The proportion of putative enzymes (endoglucanase, beta-glucosidase, and cellulose 1,4-beta-cellobiosidase) involved in cellulose digestion in the fecal metagenomes of the captive populations was higher than that in the fecal metagenomes of the translocated population (Figure 6a). Taxonomic classifications of these genes revealed that most of them possibly come from three phyla (Firmicutes, Bacteroidetes, and Euryarchaeota). For examples, in these main genera having these putative enzymes, Ruminococcus (Firmicutes) and Clostridium (Firmicutes) were the common sources for these three putative enzymes (Figure 6b,d), and the relative abundance (16S) of Ruminococcus was higher in captive population feces than that of translocated population feces (Figure 7a,b). The fecal gut microbiome (16S) of captive populations also has a higher proportion of Methanocorpusculum (Euryarchaeota) compared to that in the feces of the translocated population (Figure 7c). The feces of the translocated population had a high percentage of Bacteroides (Figure 7a,d). However, many other particular gut microbial genera (Ruminococcus and Methanocorpusculum) had these putative cellulose-digestion enzymes, which might explain the relatively low proportion of these putative enzymes in the translocated population. In addition, no any predicted gene coding for putative cellulose 1,4-beta-cellobiosidase was detected in three of eight feces in translocation population (DFIII).

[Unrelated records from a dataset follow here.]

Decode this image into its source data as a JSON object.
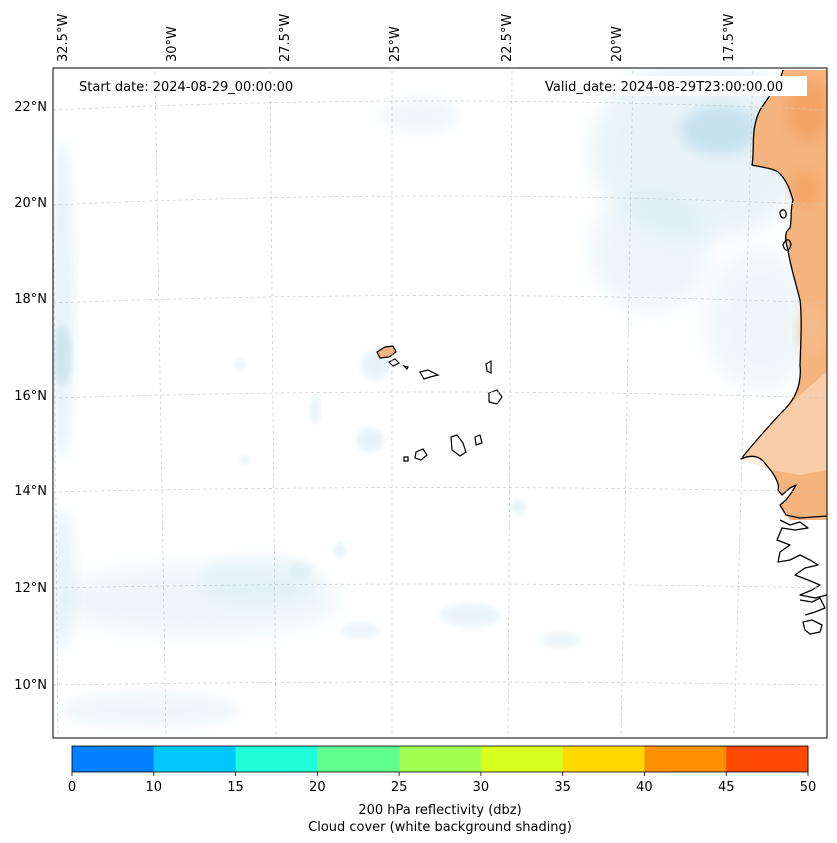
{
  "map": {
    "start_date_label": "Start date: 2024-08-29_00:00:00",
    "valid_date_label": "Valid_date: 2024-08-29T23:00:00.00",
    "lon_labels": [
      "32.5°W",
      "30°W",
      "27.5°W",
      "25°W",
      "22.5°W",
      "20°W",
      "17.5°W"
    ],
    "lat_labels": [
      "22°N",
      "20°N",
      "18°N",
      "16°N",
      "14°N",
      "12°N",
      "10°N"
    ],
    "land_color": "#f5b47d",
    "coast_color": "#000000",
    "cloud_color": "#d6ebf3"
  },
  "colorbar": {
    "colors": [
      "#0080ff",
      "#00c8ff",
      "#20ffd8",
      "#60ff90",
      "#a0ff50",
      "#d8ff20",
      "#ffd800",
      "#ff9000",
      "#ff4800"
    ],
    "tick_labels": [
      "0",
      "10",
      "15",
      "20",
      "25",
      "30",
      "35",
      "40",
      "45",
      "50"
    ],
    "label_line1": "200 hPa reflectivity (dbz)",
    "label_line2": "Cloud cover (white background shading)"
  }
}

4.1 Père David's deer gut microbiome and its application in conservation management

Symbiotic gut microorganisms play an important role in host health and development (Muegge et al., 2011). In natural environments, dietary shifts are common in herbivore mammals and occur in response to food availability and plant nutritional value. Our results suggested that the difference on the dietary plant nutrition lead to some dissimilar on their gut microbial composition and function. Père David's deer gut microorganisms potentially coevolved with host diet, allowing the gut microbiome to adapt to shifts in diet in different habitats. For example, the enrichment in genes coding for some putative enzymes (natA and natB) involved in sodium transport system might help Père David's deer survive in the high-salt diet. Currently, one issue faced by Père David's deer conservation efforts is the saturation of captive populations (Ding et al., 2014). Translocation is an effective strategy with which to address this problem. During initial Père David's deer translocation to DFIII in 1998, there was some concern about Père David's deer diet, as the high-salt plant SAL is widely distributed across this translocation site (Ding, 2009). SAL is an invasive halophyte plant that is widely distributed in the wetlands along the Yellow Sea (Ding, 2009). Père David's deer exhibit a special behavior when feeding on SAL: The deer repeatedly feed on the same plant over a long period, causing the plant to continue to grow fresh leaves (Ding, 2009). In the nearly 20 years since the initial translocation, the Père David's deer population at DFIII has grown well (Ding, 2017). Given that the evolutionary signature gut microbiome of the translocated populations, the large area of SAL-dominant wetlands along the Yellow Sea might be the main region for future Père David's deer translocations. Thus, here, we provide the importance of gut microbiome of the translocation population on the potential adaptation to the new environment (e.g., diet), which can be applied and relevant for the efficiency conservation management.